After it all, after the Beatles and Queen, Tool, System of a Down, Pink Floyd, The Mars Volta, after The Dax Riggs bands, after the acoustic poets like Leonard Cohen and Joni Mitchell, after the college scene past me and I followed from behind The Decembrists and Cold War Kids.  After all that, I felt I needed the band that could quench it all for me.  The band that brought all the sounds together.  I stumbled upon Muse in 2004. The last seven years have been musical bliss in the world of Jaime Renfro.

When I feel the need to get new music in my ears, my go-to site is allmusic.com.  I search Queen and it gives me similar artists.  This maneuver helped me discover both Mott the Hoople and King Crimson among others.  As I scrolled down the page I came across a word that I absolutely love.  It was Muse.  A beautiful word, both in meaning and sound, I decided I had to have a listen to a band with such an inspirational handle.  I then went to youtube and found the first song of theirs that came up, "Our Time is Running Out".  I loved it. It was beautiful.

Then "Apocalypse Please"...loved it!

Then "Sing For Absolution" amazing!
Then "Micro-cuts"
Then "Showbiz"
Then "Butterflies and Hurricanes"
Then "Stockholm Syndrome"

I fell in love.  My heart leaps when I hear the first strains of any Muse song.  I feel music in so many more ways when I hear them.  The sound is so perfectly woven. Muse is still the only band whose entire catalogue I can listen to without wanting to skip over any song.  It was the exact band I'd hoped for.  People called Muse a Radiohead knock-off before they were really given a chance to prove otherwise.  Lead singer-songwriter-guitarist-pianist Matthew Bellamy has a wonderful voice that soars and pitches perfectly and bites and sometimes jumbles words into sounds that don't articulate.  It just so happens that Radiohead leading man Thome York also has such a voice.  For my money, the similarities end their.  Muse is a three piece band that blends every type of music I've ever enjoyed.  You like classical pieces? Listen to any of the "Exogenesis" movements or "Blackout".  You enjoy subtlety and harmony? Listen to "The Soldier's Poem".  Metal music? Try "Assassin" or "In Your World".  Pop? How about "Fillip" or "Supermassive Black Holes".  Their styles blend perfectly. Their musicianship is delicious.  Catchy guitar riffs? "Stockholm Syndrome".  Dazzling bass guitar runs? "Hysteria".  Clever drum fills? "Take a Bow".  Blinding keyboard runs?  "Space Dementia".  Muse has everything I could every dream of to quell the hunger for new catchy, rhythmic, progressive, bombastic sounds all wrapped up into one.  The live show I witnessed at Nassau Coliseum was a spectacle unlike any other.  Three separate stages that rose and fell with each band member on it,  wonderful lasers, impromptu jam sessions, perfect execution of each song.  I've seen over one hundred shows and Muse was the best by leaps and bounds.  Each memory of my twenties can be matched with Muse songs.  The year that Adam Crooks and I spent getting high and listening to Muse in the car while he tweaked into some head trip.  That year I lived off of an assuming girlfriend who loved me and therefore changed her musical tastes once she heard Muse. Muse is my darling and will always be in my Top 3. More darling than any person has ever been to me.
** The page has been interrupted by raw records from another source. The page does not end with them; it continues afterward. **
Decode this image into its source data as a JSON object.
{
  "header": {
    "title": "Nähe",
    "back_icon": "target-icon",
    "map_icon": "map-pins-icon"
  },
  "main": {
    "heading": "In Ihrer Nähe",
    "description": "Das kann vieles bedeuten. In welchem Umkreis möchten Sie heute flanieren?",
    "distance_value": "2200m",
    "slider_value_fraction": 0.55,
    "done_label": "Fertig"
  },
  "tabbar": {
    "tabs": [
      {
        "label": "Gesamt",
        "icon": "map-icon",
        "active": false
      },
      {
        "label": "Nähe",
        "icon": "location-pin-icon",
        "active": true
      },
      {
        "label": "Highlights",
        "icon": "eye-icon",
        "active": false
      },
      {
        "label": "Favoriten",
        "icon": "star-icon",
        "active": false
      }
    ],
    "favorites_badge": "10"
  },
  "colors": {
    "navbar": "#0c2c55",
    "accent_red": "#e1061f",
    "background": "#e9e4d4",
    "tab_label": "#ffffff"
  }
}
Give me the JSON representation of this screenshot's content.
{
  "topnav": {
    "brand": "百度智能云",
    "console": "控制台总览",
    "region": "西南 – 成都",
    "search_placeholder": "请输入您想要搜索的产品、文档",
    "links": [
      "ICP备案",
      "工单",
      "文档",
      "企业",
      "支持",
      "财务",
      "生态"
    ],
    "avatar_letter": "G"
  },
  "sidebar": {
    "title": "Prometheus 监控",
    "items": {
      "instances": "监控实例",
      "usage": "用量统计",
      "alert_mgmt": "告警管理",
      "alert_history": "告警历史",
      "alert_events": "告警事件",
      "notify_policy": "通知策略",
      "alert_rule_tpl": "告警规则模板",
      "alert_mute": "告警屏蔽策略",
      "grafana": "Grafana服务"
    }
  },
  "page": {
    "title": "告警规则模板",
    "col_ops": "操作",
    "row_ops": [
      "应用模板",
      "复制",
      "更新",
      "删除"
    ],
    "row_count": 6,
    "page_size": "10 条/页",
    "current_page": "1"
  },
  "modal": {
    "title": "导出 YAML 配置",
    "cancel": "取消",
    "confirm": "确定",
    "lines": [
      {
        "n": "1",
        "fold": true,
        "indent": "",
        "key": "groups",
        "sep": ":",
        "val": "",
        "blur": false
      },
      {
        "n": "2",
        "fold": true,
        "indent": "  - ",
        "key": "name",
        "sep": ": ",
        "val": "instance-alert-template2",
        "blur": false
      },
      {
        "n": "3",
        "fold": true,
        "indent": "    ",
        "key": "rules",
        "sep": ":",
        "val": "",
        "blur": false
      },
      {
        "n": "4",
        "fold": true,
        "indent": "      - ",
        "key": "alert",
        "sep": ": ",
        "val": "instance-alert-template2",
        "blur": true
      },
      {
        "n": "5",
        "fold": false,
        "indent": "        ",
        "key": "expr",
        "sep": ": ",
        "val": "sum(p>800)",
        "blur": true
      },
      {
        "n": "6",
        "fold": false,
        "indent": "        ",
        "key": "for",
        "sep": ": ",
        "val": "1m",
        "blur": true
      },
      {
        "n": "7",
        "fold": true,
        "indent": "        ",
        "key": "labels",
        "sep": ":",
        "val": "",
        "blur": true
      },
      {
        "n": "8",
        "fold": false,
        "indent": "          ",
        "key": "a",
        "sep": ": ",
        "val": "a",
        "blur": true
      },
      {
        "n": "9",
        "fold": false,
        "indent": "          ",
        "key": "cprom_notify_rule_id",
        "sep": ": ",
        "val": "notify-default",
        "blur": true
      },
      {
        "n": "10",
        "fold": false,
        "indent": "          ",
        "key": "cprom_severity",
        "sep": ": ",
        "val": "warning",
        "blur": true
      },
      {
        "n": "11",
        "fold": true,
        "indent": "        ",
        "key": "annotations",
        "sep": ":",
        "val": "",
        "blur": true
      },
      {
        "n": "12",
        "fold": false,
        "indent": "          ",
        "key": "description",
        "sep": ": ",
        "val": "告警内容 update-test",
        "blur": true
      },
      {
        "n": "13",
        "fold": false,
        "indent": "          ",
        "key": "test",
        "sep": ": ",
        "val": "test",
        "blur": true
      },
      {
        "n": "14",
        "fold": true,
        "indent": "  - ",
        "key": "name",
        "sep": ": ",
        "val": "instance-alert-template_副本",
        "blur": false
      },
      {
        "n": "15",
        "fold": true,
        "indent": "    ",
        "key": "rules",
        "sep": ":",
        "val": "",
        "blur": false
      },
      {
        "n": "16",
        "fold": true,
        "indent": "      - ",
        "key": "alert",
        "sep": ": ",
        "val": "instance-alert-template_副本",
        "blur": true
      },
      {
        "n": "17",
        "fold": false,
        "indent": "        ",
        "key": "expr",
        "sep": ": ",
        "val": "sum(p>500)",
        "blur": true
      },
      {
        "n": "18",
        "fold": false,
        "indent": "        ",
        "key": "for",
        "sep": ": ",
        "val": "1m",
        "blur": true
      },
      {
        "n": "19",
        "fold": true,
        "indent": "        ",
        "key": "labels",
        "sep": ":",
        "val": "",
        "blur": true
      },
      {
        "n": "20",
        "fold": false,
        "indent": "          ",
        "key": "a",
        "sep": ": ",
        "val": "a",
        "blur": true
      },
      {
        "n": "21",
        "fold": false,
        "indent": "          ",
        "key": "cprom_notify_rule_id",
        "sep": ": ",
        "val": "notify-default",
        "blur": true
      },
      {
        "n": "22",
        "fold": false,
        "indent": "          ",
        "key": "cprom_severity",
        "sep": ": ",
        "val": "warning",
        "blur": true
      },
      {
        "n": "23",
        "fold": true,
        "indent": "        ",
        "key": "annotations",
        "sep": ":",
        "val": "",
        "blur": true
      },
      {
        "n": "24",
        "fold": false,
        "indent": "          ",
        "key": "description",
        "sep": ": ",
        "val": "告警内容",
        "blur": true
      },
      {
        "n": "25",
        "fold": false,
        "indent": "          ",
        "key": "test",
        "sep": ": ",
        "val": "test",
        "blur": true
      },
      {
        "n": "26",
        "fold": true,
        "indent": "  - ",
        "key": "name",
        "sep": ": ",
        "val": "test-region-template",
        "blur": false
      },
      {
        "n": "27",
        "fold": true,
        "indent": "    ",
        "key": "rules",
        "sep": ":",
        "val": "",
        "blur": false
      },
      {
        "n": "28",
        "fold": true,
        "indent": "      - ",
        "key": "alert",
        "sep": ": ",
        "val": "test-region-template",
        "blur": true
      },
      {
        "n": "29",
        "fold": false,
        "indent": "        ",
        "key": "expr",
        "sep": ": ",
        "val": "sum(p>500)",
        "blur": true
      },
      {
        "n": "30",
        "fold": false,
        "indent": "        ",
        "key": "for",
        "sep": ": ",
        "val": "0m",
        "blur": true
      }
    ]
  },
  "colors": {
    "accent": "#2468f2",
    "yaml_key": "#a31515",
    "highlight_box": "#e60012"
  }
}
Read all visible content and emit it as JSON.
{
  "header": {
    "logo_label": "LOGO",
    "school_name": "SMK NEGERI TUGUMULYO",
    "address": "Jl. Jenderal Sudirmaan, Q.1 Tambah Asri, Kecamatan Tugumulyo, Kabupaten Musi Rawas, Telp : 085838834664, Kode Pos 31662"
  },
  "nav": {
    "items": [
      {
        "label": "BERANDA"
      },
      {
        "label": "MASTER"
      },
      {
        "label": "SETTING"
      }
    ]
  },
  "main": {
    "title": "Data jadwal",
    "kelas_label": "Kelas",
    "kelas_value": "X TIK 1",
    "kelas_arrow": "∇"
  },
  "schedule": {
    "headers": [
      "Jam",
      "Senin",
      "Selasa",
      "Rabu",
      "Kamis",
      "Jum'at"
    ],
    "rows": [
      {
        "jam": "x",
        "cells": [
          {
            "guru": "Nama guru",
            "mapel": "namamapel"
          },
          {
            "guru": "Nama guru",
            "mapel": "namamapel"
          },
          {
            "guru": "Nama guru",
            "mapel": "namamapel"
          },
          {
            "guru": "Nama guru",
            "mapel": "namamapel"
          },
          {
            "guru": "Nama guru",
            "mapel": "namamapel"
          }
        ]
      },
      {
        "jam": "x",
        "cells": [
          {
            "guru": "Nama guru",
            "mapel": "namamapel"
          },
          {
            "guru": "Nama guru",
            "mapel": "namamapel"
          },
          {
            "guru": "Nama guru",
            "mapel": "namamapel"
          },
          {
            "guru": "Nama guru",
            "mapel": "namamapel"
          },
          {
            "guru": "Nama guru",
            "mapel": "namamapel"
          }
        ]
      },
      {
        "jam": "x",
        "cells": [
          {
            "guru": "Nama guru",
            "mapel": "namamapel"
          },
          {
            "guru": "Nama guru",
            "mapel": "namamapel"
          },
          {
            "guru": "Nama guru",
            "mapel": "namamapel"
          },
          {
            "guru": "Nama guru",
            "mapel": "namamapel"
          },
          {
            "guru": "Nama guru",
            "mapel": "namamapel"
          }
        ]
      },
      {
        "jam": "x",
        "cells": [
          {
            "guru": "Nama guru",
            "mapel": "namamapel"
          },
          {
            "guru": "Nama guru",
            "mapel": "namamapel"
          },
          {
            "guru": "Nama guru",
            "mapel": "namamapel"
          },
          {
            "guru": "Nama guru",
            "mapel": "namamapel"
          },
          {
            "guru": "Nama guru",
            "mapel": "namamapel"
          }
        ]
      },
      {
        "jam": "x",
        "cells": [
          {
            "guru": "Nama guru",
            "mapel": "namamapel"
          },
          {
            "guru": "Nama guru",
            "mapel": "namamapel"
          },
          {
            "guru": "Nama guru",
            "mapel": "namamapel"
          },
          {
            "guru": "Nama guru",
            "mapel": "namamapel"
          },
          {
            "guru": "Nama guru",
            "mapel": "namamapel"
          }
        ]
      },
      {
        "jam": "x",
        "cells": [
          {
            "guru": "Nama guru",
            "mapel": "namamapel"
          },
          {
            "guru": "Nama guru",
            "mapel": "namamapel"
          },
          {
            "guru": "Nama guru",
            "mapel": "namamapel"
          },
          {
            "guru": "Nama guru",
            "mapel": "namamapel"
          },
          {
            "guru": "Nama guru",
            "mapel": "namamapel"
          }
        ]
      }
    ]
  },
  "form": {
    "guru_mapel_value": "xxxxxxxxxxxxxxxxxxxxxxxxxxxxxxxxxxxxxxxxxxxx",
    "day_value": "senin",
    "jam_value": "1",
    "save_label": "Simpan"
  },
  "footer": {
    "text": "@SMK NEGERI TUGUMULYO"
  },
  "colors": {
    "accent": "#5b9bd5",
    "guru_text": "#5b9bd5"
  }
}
As my late twenties disappear into my early thirties I can feel the itch again.  I thought I'd cured it a couple times.  There was the Arctic Monkeys.  The Mars Volta is almost there.  The Smiths came close.  Don't get me wrong, I love the adventure of finding "the next band that would change my life" as the boys from Bayside said.  But sometimes I just want to have that year or two in my life where i find a band that can do no wrong.  I'm on the cusp, I can taste it, I'm right on the brink...here it comes.